An Analysis of User-space Idle State Instructions on x86 Processors
Guilt-free busy waiting
An Analysis of User-space Idle State Instructions on x86 Processors Malte-Christian Kuns, Hannes Tröpgen, and Robert Schöne ICPE'25
I’ve long believed that busy waiting is poor form. The closest thing you should ever come to busy waiting is to lock a futex/CRITICAL_SECTION, which will busy wait for a short while on your behalf.
If your primary concern is power consumption, then busy waiting may be less offensive on a modern processor. This paper describes newly added x86 instructions to enable low power busy waiting from user space, and has a ton of data to help you sleep better at night.
New Instructions
TPAUSE puts the processor into a low power state for a user-specified amount of time. TPAUSE supports two low power states (C0.1 and C0.2), which trade power consumption for wake-up latency. TPAUSE can be called in user space but doesn’t wrest control of the core away from the OS. The trick is the OS can set a maximum timeout value, which gives the OS a chance to switch away from the busy waiting thread.

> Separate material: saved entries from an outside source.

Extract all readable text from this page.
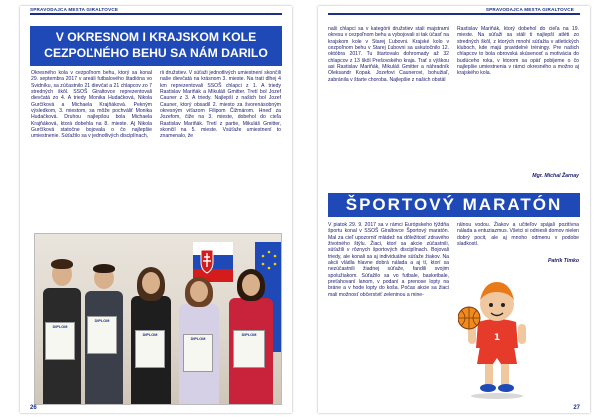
SPRAVODAJCA MESTA GIRALTOVCE
V OKRESNOM I KRAJSKOM KOLE
CEZPOĽNÉHO BEHU SA NÁM DARILO

Okresného kola v cezpoľnom behu, ktorý sa konal 29. septembra 2017 v areáli futbalového štadióna vo Svidníku, sa zúčastnilo 21 dievčat a 21 chlapcov zo 7 stredných škôl. SSOŠ Giraltovce reprezentovali dievčatá zo 4. A triedy Monika Hudačková, Nikola Gurčíková a Michaela Krajňáková. Pekným výsledkom, 3. miestom, sa môže pochváliť Monika Hudačková. Druhou najlepšou bola Michaela Krajňáková, ktorá dobehla na 8. mieste. Aj Nikola Gurčíková statočne bojovala o čo najlepšie umiestnenie. Súťažilo sa v jednotlivých disciplínach,

rii družstiev. V súťaži jednotlivých umiestnení skončili naše dievčatá na krásnom 3. mieste. Na trati dlhej 4 km reprezentovali SSOŠ chlapci z 1. A triedy Rastislav Mariňák a Mikuláš Gmitter. Tretí bol Jozef Cauner z 3. A triedy. Najlepší z našich bol Jozef Cauner, ktorý obsadil 2. miesto za švorenásobným okresným víťazom Filipom Čižmárom. Hneď za Jozefom, čiže na 3. mieste, dobehol do cieľa Rastislav Mariňák. Tretí z partie, Mikuláš Gmitter, skončil na 5. mieste. Vsúťaže umiestnení to znamenalo, že

DIPLOM
DIPLOM
DIPLOM
DIPLOM
DIPLOM
26
SPRAVODAJCA MESTA GIRALTOVCE

naši chlapci sa v kategórii družstiev stali majstrami okresu v cezpoľnom behu a vybojovali si tak účasť na krajskom kole v Starej Ľubovni. Krajské kolo v cezpoľnom behu v Starej Ľubovni sa uskutočnilo 12. októbra 2017. Tu štartovalo dohromady až 32 chlapcov z 13 škôl Prešovského kraja. Trať s výškou asi Rastislav Mariňák, Mikuláš Gmitter a náhradník Oleksandr Kopak. Jozefovi Caunerovi, bohužiaľ, zabránila v štarte choroba. Najlepšie z našich obstál

Rastislav Mariňák, ktorý dobehol do cieľa na 19. mieste. Na súťaži sa stáli ti najlepší atléti zo stredných škôl, z ktorých mnohí súťažia v atletických kluboch, kde majú pravidelné tréningy. Pre našich chlapcov to bola obrovská skúsenosť a motivácia do budúceho roka, v ktorom sa opäť pobijeme o čo najlepšie umiestnenia v rámci okresného a možno aj krajského kola.

Mgr. Michal Žarnay
ŠPORTOVÝ MARATÓN

V piatok 29. 9. 2017 sa v rámci Európskeho týždňa športu konal v SSOŠ Giraltovce Športový maratón. Mal za cieľ upozorniť mládež na dôležitosť zdravého životného štýlu. Žiaci, ktorí sa akcie zúčastnili, súťažili v rôznych športových disciplínach. Bojovali triedy, ale konali sa aj individuálne súťaže žiakov. Na akcii vládla hlavne dobrá nálada a aj tí, ktorí sa nezúčastnili žiadnej súťaže, fandili svojim spolužiakom. Súťažilo sa vo futbale, basketbale, preťahovaní lanom, v podaní a prenose lopty na bráne a v hode lopty do koša. Počas akcie sa žiaci mali možnosť občerstviť zeleninou a mine-

rálnou vodou. Žiakov a učiteľov spájali pozitívna nálada a entuziazmus. Všetci si odniesli domov nielen dobrý pocit, ale aj mnoho odmenu v podobe sladkostí.

Patrik Timko
1
27
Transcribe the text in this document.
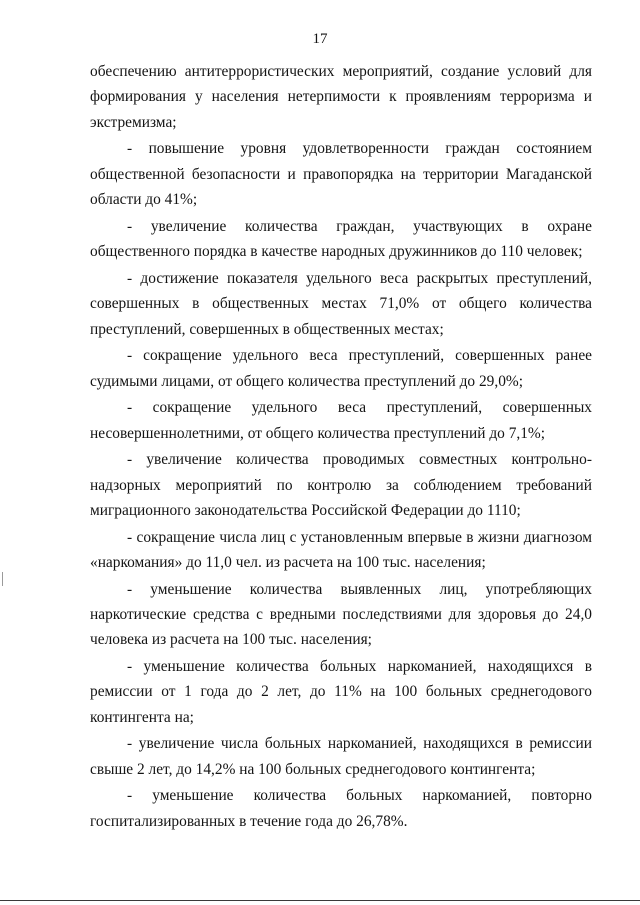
17

обеспечению антитеррористических мероприятий, создание условий для формирования у населения нетерпимости к проявлениям терроризма и экстремизма;

- повышение уровня удовлетворенности граждан состоянием общественной безопасности и правопорядка на территории Магаданской области до 41%;

- увеличение количества граждан, участвующих в охране общественного порядка в качестве народных дружинников до 110 человек;

- достижение показателя удельного веса раскрытых преступлений, совершенных в общественных местах 71,0% от общего количества преступлений, совершенных в общественных местах;

- сокращение удельного веса преступлений, совершенных ранее судимыми лицами, от общего количества преступлений до 29,0%;

- сокращение удельного веса преступлений, совершенных несовершеннолетними, от общего количества преступлений до 7,1%;

- увеличение количества проводимых совместных контрольно-надзорных мероприятий по контролю за соблюдением требований миграционного законодательства Российской Федерации до 1110;

- сокращение числа лиц с установленным впервые в жизни диагнозом «наркомания» до 11,0 чел. из расчета на 100 тыс. населения;

- уменьшение количества выявленных лиц, употребляющих наркотические средства с вредными последствиями для здоровья до 24,0 человека из расчета на 100 тыс. населения;

- уменьшение количества больных наркоманией, находящихся в ремиссии от 1 года до 2 лет, до 11% на 100 больных среднегодового контингента на;

- увеличение числа больных наркоманией, находящихся в ремиссии свыше 2 лет, до 14,2% на 100 больных среднегодового контингента;

- уменьшение количества больных наркоманией, повторно госпитализированных в течение года до 26,78%.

UMONITOR and UMWAIT instructions are similar to TPAUSE but allow the processor to be woken up when a write occurs in a specified memory range. UMONITOR sets up the memory range to be monitored, and UMWAIT causes the processor to enter a low power state. UMWAIT accepts a timeout value and a target power state (just like TPAUSE). AMD supports similar functionality via the MONITORX and MWAITX instructions.
Results
A key question the paper investigates is how closely the user-specified timeout is honored. Fig. 1 shows results for three Intel cores:
Times are measured in timestamp counter cycles (roughly 3 GHz for Alder Lake). The plateau at the top right is caused by the OS-specified maximum timeout. The authors find that timeout values are quantized (e.g., 83 cycles on Alder Lake P-core). Additionally, for short timeouts the processor may ignore the user-requested power state (presumably because it doesn’t make sense to enter a deep sleep for a short amount of time). On Alder Lake P-cores, the threshold below which the processor will not enter the lowest power state is around 23,000 TSC cycles. Alder Lake E-cores seem to only support one low power state.

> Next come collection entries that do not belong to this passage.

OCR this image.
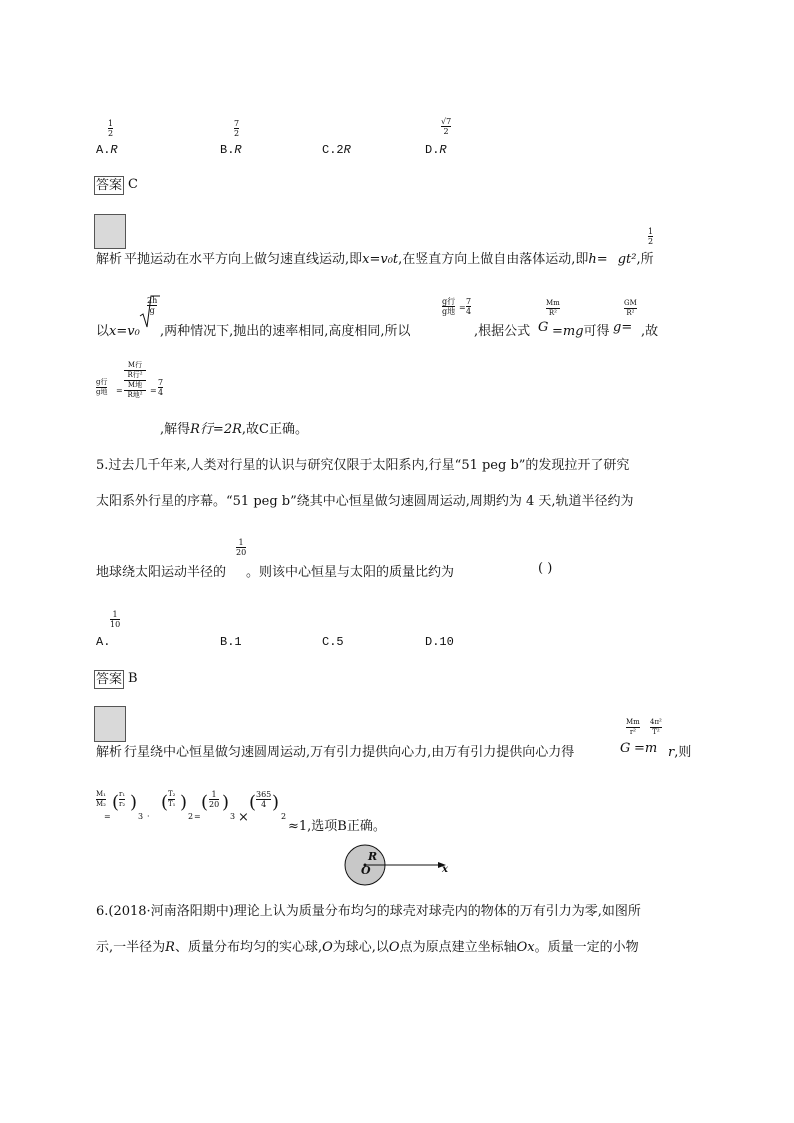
$\frac{1}{2}$
A.R
$\frac{7}{2}$
B.R	C.2R
$\frac{√7}{2}$
D.R
答案 C
解析 平抛运动在水平方向上做匀速直线运动,即x=v₀t,在竖直方向上做自由落体运动,即h= gt²,所
$\frac{1}{2}$
以x=v₀
$\frac{2h}{g}$
,两种情况下,抛出的速率相同,高度相同,所以
g行
g地 = $\frac{7}{4}$
,根据公式
$\frac{Mm}{\text{R²}}$
G =mg可得
$\frac{GM}{\text{R²}}$
g= ,故
g行
g地 =
M行
R行²
M地
R地$^2 = \frac{7}{4}$
,解得R行=2R,故C正确。
5.过去几千年来,人类对行星的认识与研究仅限于太阳系内,行星“51 peg b”的发现拉开了研究
太阳系外行星的序幕。“51 peg b”绕其中心恒星做匀速圆周运动,周期约为 4 天,轨道半径约为
地球绕太阳运动半径的
$\frac{1}{20}$
。则该中心恒星与太阳的质量比约为	( )
$\frac{1}{10}$
A.	B.1	C.5	D.10
答案 B
解析 行星绕中心恒星做匀速圆周运动,万有引力提供向心力,由万有引力提供向心力得
$\frac{Mm}{\text{r²}}$
G =m
$\frac{\text{4π²}}{\text{T²}}$
r,则
$\frac{\text{M₁}}{\text{M₂}}$
=
( $\frac{\text{r₁}}{\text{r₂}}$ )
3 ·
( $\frac{\text{T₂}}{\text{T₁}}$ )
2 =
( $\frac{1}{20}$ )
3 ×
( $\frac{365}{4}$ )
2
≈1,选项B正确。
R
O	x
6.(2018·河南洛阳期中)理论上认为质量分布均匀的球壳对球壳内的物体的万有引力为零,如图所
示,一半径为R、质量分布均匀的实心球,O为球心,以O点为原点建立坐标轴Ox。质量一定的小物
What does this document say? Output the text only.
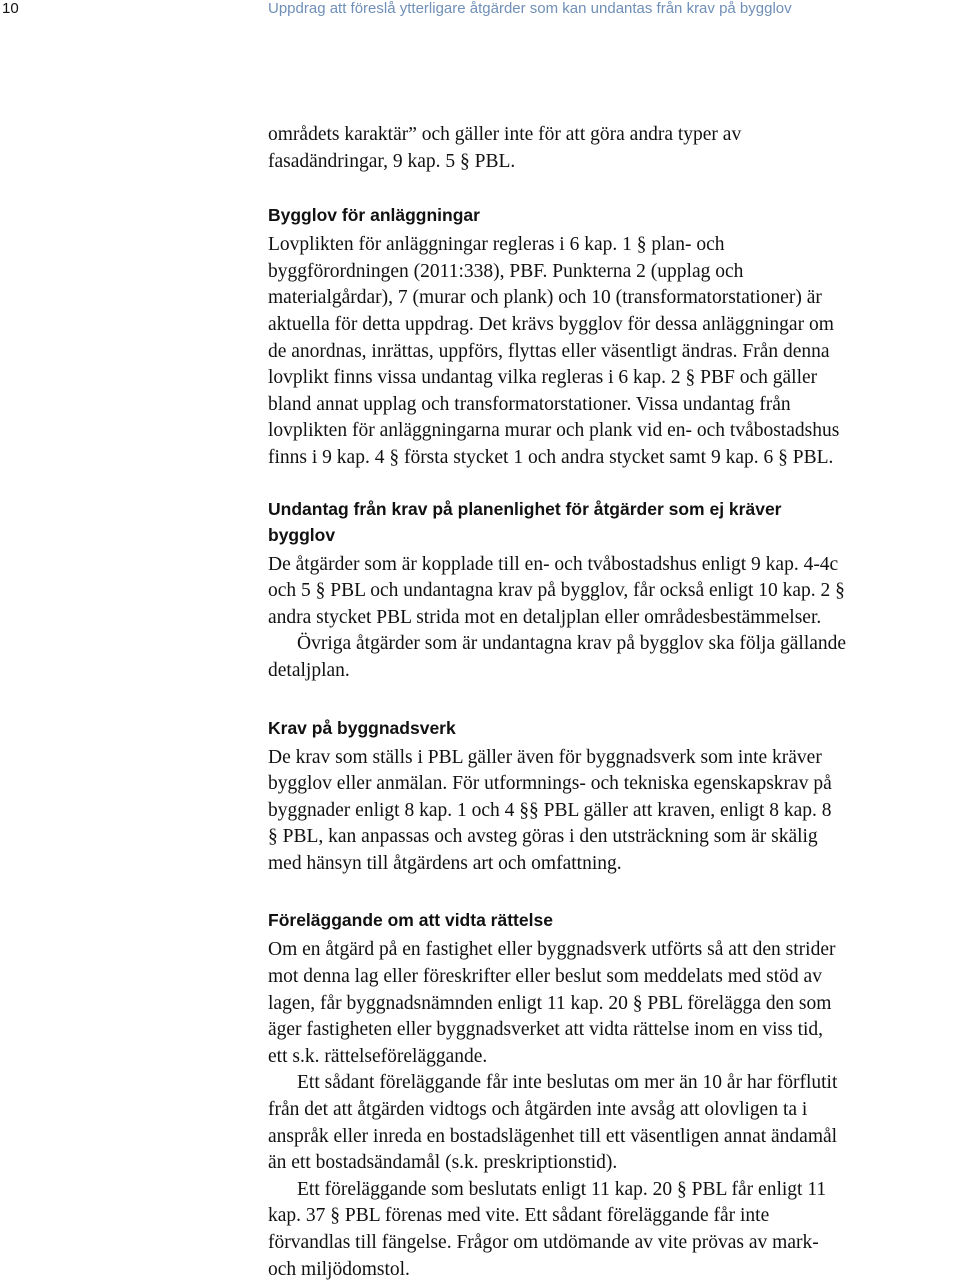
10	Uppdrag att föreslå ytterligare åtgärder som kan undantas från krav på bygglov

områdets karaktär” och gäller inte för att göra andra typer av
fasadändringar, 9 kap. 5 § PBL.

Bygglov för anläggningar

Lovplikten för anläggningar regleras i 6 kap. 1 § plan- och
byggförordningen (2011:338), PBF. Punkterna 2 (upplag och
materialgårdar), 7 (murar och plank) och 10 (transformatorstationer) är
aktuella för detta uppdrag. Det krävs bygglov för dessa anläggningar om
de anordnas, inrättas, uppförs, flyttas eller väsentligt ändras. Från denna
lovplikt finns vissa undantag vilka regleras i 6 kap. 2 § PBF och gäller
bland annat upplag och transformatorstationer. Vissa undantag från
lovplikten för anläggningarna murar och plank vid en- och tvåbostadshus
finns i 9 kap. 4 § första stycket 1 och andra stycket samt 9 kap. 6 § PBL.

Undantag från krav på planenlighet för åtgärder som ej kräver
bygglov

De åtgärder som är kopplade till en- och tvåbostadshus enligt 9 kap. 4-4c
och 5 § PBL och undantagna krav på bygglov, får också enligt 10 kap. 2 §
andra stycket PBL strida mot en detaljplan eller områdesbestämmelser.

Övriga åtgärder som är undantagna krav på bygglov ska följa gällande
detaljplan.

Krav på byggnadsverk

De krav som ställs i PBL gäller även för byggnadsverk som inte kräver
bygglov eller anmälan. För utformnings- och tekniska egenskapskrav på
byggnader enligt 8 kap. 1 och 4 §§ PBL gäller att kraven, enligt 8 kap. 8
§ PBL, kan anpassas och avsteg göras i den utsträckning som är skälig
med hänsyn till åtgärdens art och omfattning.

Föreläggande om att vidta rättelse

Om en åtgärd på en fastighet eller byggnadsverk utförts så att den strider
mot denna lag eller föreskrifter eller beslut som meddelats med stöd av
lagen, får byggnadsnämnden enligt 11 kap. 20 § PBL förelägga den som
äger fastigheten eller byggnadsverket att vidta rättelse inom en viss tid,
ett s.k. rättelseföreläggande.

Ett sådant föreläggande får inte beslutas om mer än 10 år har förflutit
från det att åtgärden vidtogs och åtgärden inte avsåg att olovligen ta i
anspråk eller inreda en bostadslägenhet till ett väsentligen annat ändamål
än ett bostadsändamål (s.k. preskriptionstid).

Ett föreläggande som beslutats enligt 11 kap. 20 § PBL får enligt 11
kap. 37 § PBL förenas med vite. Ett sådant föreläggande får inte
förvandlas till fängelse. Frågor om utdömande av vite prövas av mark-
och miljödomstol.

Fig. 3 measures how much the processor can “oversleep” (wake up later than requested) depending on processor frequency and requested power state:
And finally, table 2 shows measured power consumption for these new instructions vs old-fashioned busy wait loops that uses the PAUSE instruction (which does not support a user-specified timeout):
I’m shocked by the advantage that AMD has here. If CPU core power during busy waiting is your primary concern, then you should choose your chip carefully.
Dangling Pointers
Condition variables are a general and useful abstraction. It would be nice if code that used condition variables could automatically benefit from these instructions. Maybe some compiler and/or hardware assistance is necessary to enable that.